Thursday, March 9, 2017
Evolution, not revolution
Philip Hammond's first and last Spring Budget was a quiet one, with no major changes to tax or pensions
Doing his 'spreadsheet bit' the Chancellor acknowledged that the Office for Budget Responsibility had been too gloomy in its forecasts for growth immediately post-Brexit. The OBR now expects the UK economy to grow by 2% in 2017, up from 1.4%. But it also sees growth slowing in the following years, such that the level of GDP in 2021 will be about the same as at Autumn Statement.
So the economic forecasts are broadly unchanged - and the same is true of tax policy.
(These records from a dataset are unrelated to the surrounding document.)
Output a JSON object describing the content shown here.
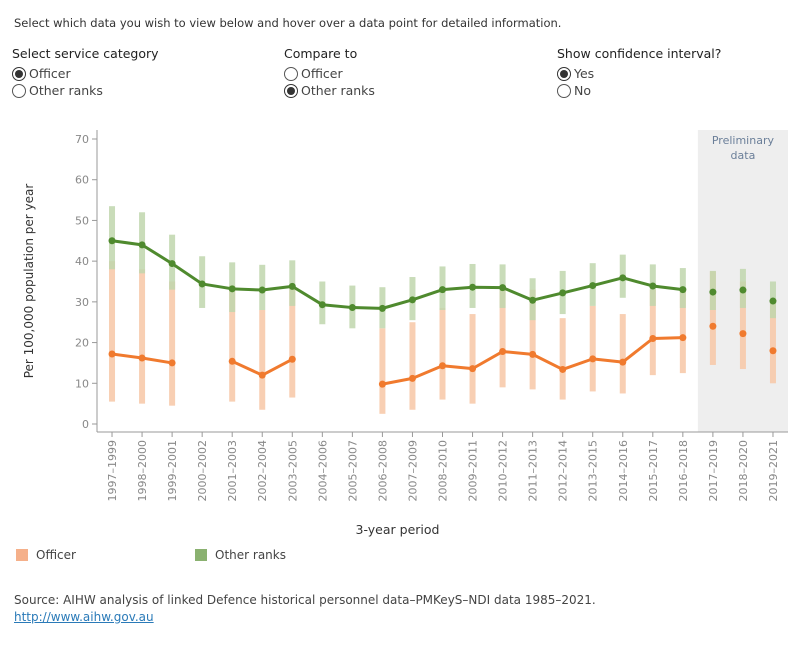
{
  "intro": "Select which data you wish to view below and hover over a data point for detailed information.",
  "controls": {
    "service": {
      "title": "Select service category",
      "options": [
        "Officer",
        "Other ranks"
      ],
      "selected": 0
    },
    "compare": {
      "title": "Compare to",
      "options": [
        "Officer",
        "Other ranks"
      ],
      "selected": 1
    },
    "ci": {
      "title": "Show confidence interval?",
      "options": [
        "Yes",
        "No"
      ],
      "selected": 0
    }
  },
  "colors": {
    "officer": "#f07a2e",
    "officer_ci": "#f7c7a6",
    "other": "#4f8a2e",
    "other_ci": "#bfd6ad",
    "prelim_bg": "#eeeeee"
  },
  "chart_data": {
    "type": "line",
    "ylabel": "Per 100,000 population per year",
    "xlabel": "3-year period",
    "ylim": [
      0,
      70
    ],
    "yticks": [
      0,
      10,
      20,
      30,
      40,
      50,
      60,
      70
    ],
    "grid": false,
    "preliminary_label": [
      "Preliminary",
      "data"
    ],
    "preliminary_from": "2017–2019",
    "categories": [
      "1997–1999",
      "1998–2000",
      "1999–2001",
      "2000–2002",
      "2001–2003",
      "2002–2004",
      "2003–2005",
      "2004–2006",
      "2005–2007",
      "2006–2008",
      "2007–2009",
      "2008–2010",
      "2009–2011",
      "2010–2012",
      "2011–2013",
      "2012–2014",
      "2013–2015",
      "2014–2016",
      "2015–2017",
      "2016–2018",
      "2017–2019",
      "2018–2020",
      "2019–2021"
    ],
    "series": [
      {
        "name": "Officer",
        "values": [
          17.2,
          16.2,
          15.0,
          null,
          15.4,
          12.0,
          15.9,
          null,
          null,
          9.8,
          11.2,
          14.3,
          13.6,
          17.8,
          17.1,
          13.4,
          16.0,
          15.2,
          21.0,
          21.2,
          24.0,
          22.2,
          18.0
        ],
        "ci_low": [
          5.5,
          5.0,
          4.5,
          null,
          5.5,
          3.5,
          6.5,
          null,
          null,
          2.5,
          3.5,
          6.0,
          5.0,
          9.0,
          8.5,
          6.0,
          8.0,
          7.5,
          12.0,
          12.5,
          14.5,
          13.5,
          10.0
        ],
        "ci_high": [
          40.0,
          38.0,
          35.0,
          null,
          34.0,
          28.0,
          34.0,
          null,
          null,
          23.5,
          25.0,
          28.5,
          27.0,
          33.0,
          33.0,
          26.0,
          29.0,
          27.0,
          33.0,
          33.0,
          37.5,
          35.0,
          30.0
        ]
      },
      {
        "name": "Other ranks",
        "values": [
          45.0,
          44.0,
          39.4,
          34.4,
          33.2,
          32.9,
          33.8,
          29.3,
          28.6,
          28.4,
          30.5,
          33.0,
          33.6,
          33.5,
          30.4,
          32.2,
          34.0,
          35.9,
          33.9,
          33.0,
          32.4,
          32.9,
          30.2
        ],
        "ci_low": [
          38.0,
          37.0,
          33.0,
          28.5,
          27.5,
          28.0,
          29.0,
          24.5,
          23.5,
          23.5,
          25.5,
          28.0,
          28.5,
          28.5,
          25.5,
          27.0,
          29.0,
          31.0,
          29.0,
          28.5,
          28.0,
          28.5,
          26.0
        ],
        "ci_high": [
          53.5,
          52.0,
          46.5,
          41.2,
          39.7,
          39.1,
          40.2,
          35.0,
          34.0,
          33.6,
          36.1,
          38.7,
          39.3,
          39.2,
          35.8,
          37.6,
          39.5,
          41.6,
          39.2,
          38.3,
          37.6,
          38.1,
          35.0
        ]
      }
    ]
  },
  "legend": [
    "Officer",
    "Other ranks"
  ],
  "source": {
    "text": "Source: AIHW analysis of linked Defence historical personnel data–PMKeyS–NDI data 1985–2021.",
    "link": "http://www.aihw.gov.au"
  }
}
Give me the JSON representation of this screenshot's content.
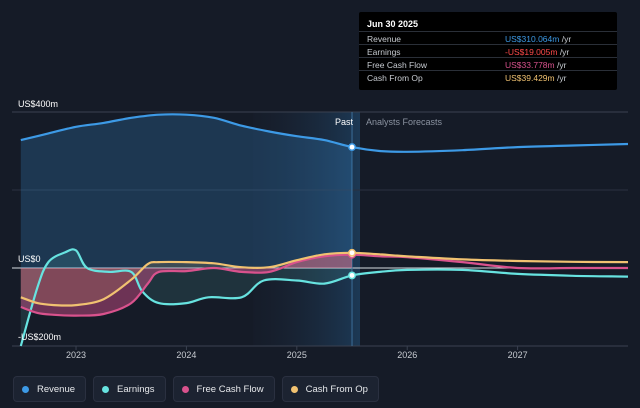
{
  "chart_data": {
    "type": "area-line",
    "y_unit_labels": [
      "US$400m",
      "US$0",
      "-US$200m"
    ],
    "ylim": [
      -200,
      400
    ],
    "x_ticks": [
      "2023",
      "2024",
      "2025",
      "2026",
      "2027"
    ],
    "divider_label_past": "Past",
    "divider_label_forecast": "Analysts Forecasts",
    "divider_date": 2025.5,
    "series": [
      {
        "name": "Revenue",
        "color": "#3d9ae6",
        "x": [
          2022.5,
          2022.75,
          2023.0,
          2023.25,
          2023.5,
          2023.75,
          2024.0,
          2024.25,
          2024.5,
          2024.75,
          2025.0,
          2025.25,
          2025.5,
          2025.75,
          2026.0,
          2026.5,
          2027.0,
          2027.5,
          2028.0
        ],
        "values": [
          328,
          345,
          362,
          372,
          385,
          393,
          393,
          385,
          365,
          350,
          338,
          328,
          310,
          300,
          298,
          302,
          310,
          314,
          318
        ]
      },
      {
        "name": "Earnings",
        "color": "#67e3e0",
        "x": [
          2022.5,
          2022.65,
          2022.75,
          2022.9,
          2023.0,
          2023.1,
          2023.3,
          2023.5,
          2023.6,
          2023.75,
          2024.0,
          2024.2,
          2024.5,
          2024.7,
          2025.0,
          2025.25,
          2025.5,
          2025.75,
          2026.0,
          2026.5,
          2027.0,
          2027.5,
          2028.0
        ],
        "values": [
          -200,
          -50,
          15,
          40,
          45,
          0,
          -10,
          -10,
          -60,
          -90,
          -90,
          -75,
          -75,
          -32,
          -32,
          -40,
          -19,
          -10,
          -5,
          -5,
          -15,
          -20,
          -22
        ]
      },
      {
        "name": "Free Cash Flow",
        "color": "#d9528d",
        "x": [
          2022.5,
          2022.65,
          2022.8,
          2023.0,
          2023.25,
          2023.5,
          2023.65,
          2023.75,
          2024.0,
          2024.25,
          2024.5,
          2024.75,
          2025.0,
          2025.25,
          2025.5,
          2025.75,
          2026.0,
          2026.5,
          2027.0,
          2027.5,
          2028.0
        ],
        "values": [
          -100,
          -115,
          -120,
          -122,
          -118,
          -90,
          -40,
          -10,
          -8,
          0,
          -10,
          -10,
          15,
          30,
          34,
          30,
          28,
          15,
          0,
          0,
          0
        ]
      },
      {
        "name": "Cash From Op",
        "color": "#f1c271",
        "x": [
          2022.5,
          2022.65,
          2022.8,
          2023.0,
          2023.25,
          2023.5,
          2023.65,
          2023.75,
          2024.0,
          2024.25,
          2024.5,
          2024.75,
          2025.0,
          2025.25,
          2025.5,
          2025.75,
          2026.0,
          2026.5,
          2027.0,
          2027.5,
          2028.0
        ],
        "values": [
          -75,
          -90,
          -95,
          -95,
          -80,
          -30,
          10,
          15,
          15,
          12,
          2,
          2,
          20,
          35,
          39,
          35,
          30,
          22,
          18,
          16,
          15
        ]
      }
    ]
  },
  "tooltip": {
    "date": "Jun 30 2025",
    "rows": [
      {
        "label": "Revenue",
        "value": "US$310.064m",
        "unit": " /yr",
        "color": "#3d9ae6"
      },
      {
        "label": "Earnings",
        "value": "-US$19.005m",
        "unit": " /yr",
        "color": "#ff4a4a"
      },
      {
        "label": "Free Cash Flow",
        "value": "US$33.778m",
        "unit": " /yr",
        "color": "#d9528d"
      },
      {
        "label": "Cash From Op",
        "value": "US$39.429m",
        "unit": " /yr",
        "color": "#f1c271"
      }
    ]
  },
  "legend": [
    {
      "label": "Revenue",
      "color": "#3d9ae6"
    },
    {
      "label": "Earnings",
      "color": "#67e3e0"
    },
    {
      "label": "Free Cash Flow",
      "color": "#d9528d"
    },
    {
      "label": "Cash From Op",
      "color": "#f1c271"
    }
  ]
}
There were only two significant new measures:
Firstly, the tax-free dividend allowance will be reduced from the current £5,000 to just £2,000 from April 2018. This is designed to address what the Chancellor perceives as unfairness around Director / Shareholders’ tax advantage, although it will also affect investors with holdings in equity funds or direct shares.
It's disappointing that so soon after the allowance was introduced - and the tax credit on dividends removed - the benefit is being largely withdrawn. But the effect will be small: of the order of hundreds of pounds, not thousands.
Secondly, self-employed class 4 National Insurance contributions will increase from 9% to 10% from April 2018, and to 11% a year after that. This will narrow the tax gap between the self-employed and employed. That said, the change will be introduced at the same time as flat rate class 2 NICs are removed. So again, the effect will be limited.
Measures previously announced and confirmed yesterday include:
- A new three-year NS&I account paying interest of 2.2% on balances up to £3,000
- A reduced Money Purchase Annual Allowance (from £10,000 to £4,000)
- An increase in the ISA allowance to £20,000; and the introduction of the 'Lifetime ISA' - both from 6 April this year
The Chancellor gets another go later in the year, with a fresh Budget. Given the motivation - to announce tax changes well in advance of the start of the tax year - it's likely to be a bit more interesting.
Until then we're happy with boring: it makes planning a lot simpler!